According to a recent study from Bose Institute scientists, close to one-fourth (or 3%) of the city’s toxic pollutant, PM2.5, comes from outside Bengals border.
The study, entitled Sources of poor air quality over Kolkata and long-term variability, was published in an Elsevier publication titled Asian Atmospheric Pollution.
The TelegraphWednesday’s report from IIT Delhi revealed that more than half of all PM 2.5 loads in Bengals’ air originates from outside the country.
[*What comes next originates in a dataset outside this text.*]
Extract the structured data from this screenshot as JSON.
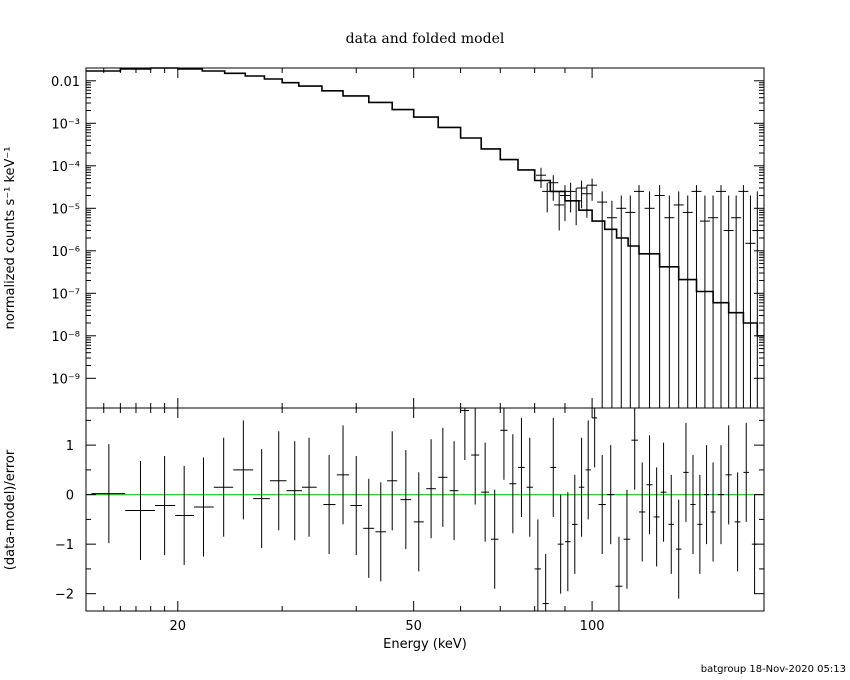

Bose Institute’s findings point out that during the duration of their study, the overall load of PM 2.5 in the city increased by about 50 per cent.
PM 2.5 particulates — 0.5 to 1 micron in diameter — constitute about 80 per cent of the total load. PM 2.5 can pass into the lungs. Finer particles can get even deeper and cause greater damage.
“According to our findings, about 20 to 25 per cent of the overall PM 2.5 load in Kolkata comes from beyond its border. About half of that is from Uttar Pradesh, Bihar and Jharkhand, while major part of the rest comes from Bangladesh, Nepal and states like Assam and Meghalaya,” Abhijit Chatterjee, an associate professor of Bose Institute, said on Wednesday.
He pointed out that PM2.5 is mostly from Odisha, Andhra Pradesh, in early March. “The pollutant traverses to the city from Odisha and Andhra Pradesh through the Bay of Bengal and the Sunderbans, almost following the route of cyclones,” he said.
The study reveals that PM 2.5 from the Eastern Ghats is extremely toxic and can cause cancer.
The study also revealed that waste burning and construction have been major contributors to PM2.5 in the city over the years, replacing the pollution caused by vehicles.
“Earlier, from 2004 to 2009, pollution caused by vehicles used to contribute about 45 to 55 per cent of total PM 2.5 content in the city. Waste burning now accounts for 40-45% of the PM2.5 load. Construction is responsible for 20% to 25% of the pollutants. With a contribution of 15 to 20%, vehicles are third. The gross pollution from vehicles has not reduced,” said Chatterjee.
“The IIT Delhi and Bose Institute studies both underline the importance of looking at transboundary and regional pollution for cities like Calcutta, rather than our conventional model of looking at the city in a standalone way,” pointed out Anumita Roy Choudhury, air pollution expert from the environment think-tank, Centre for Science and Environment.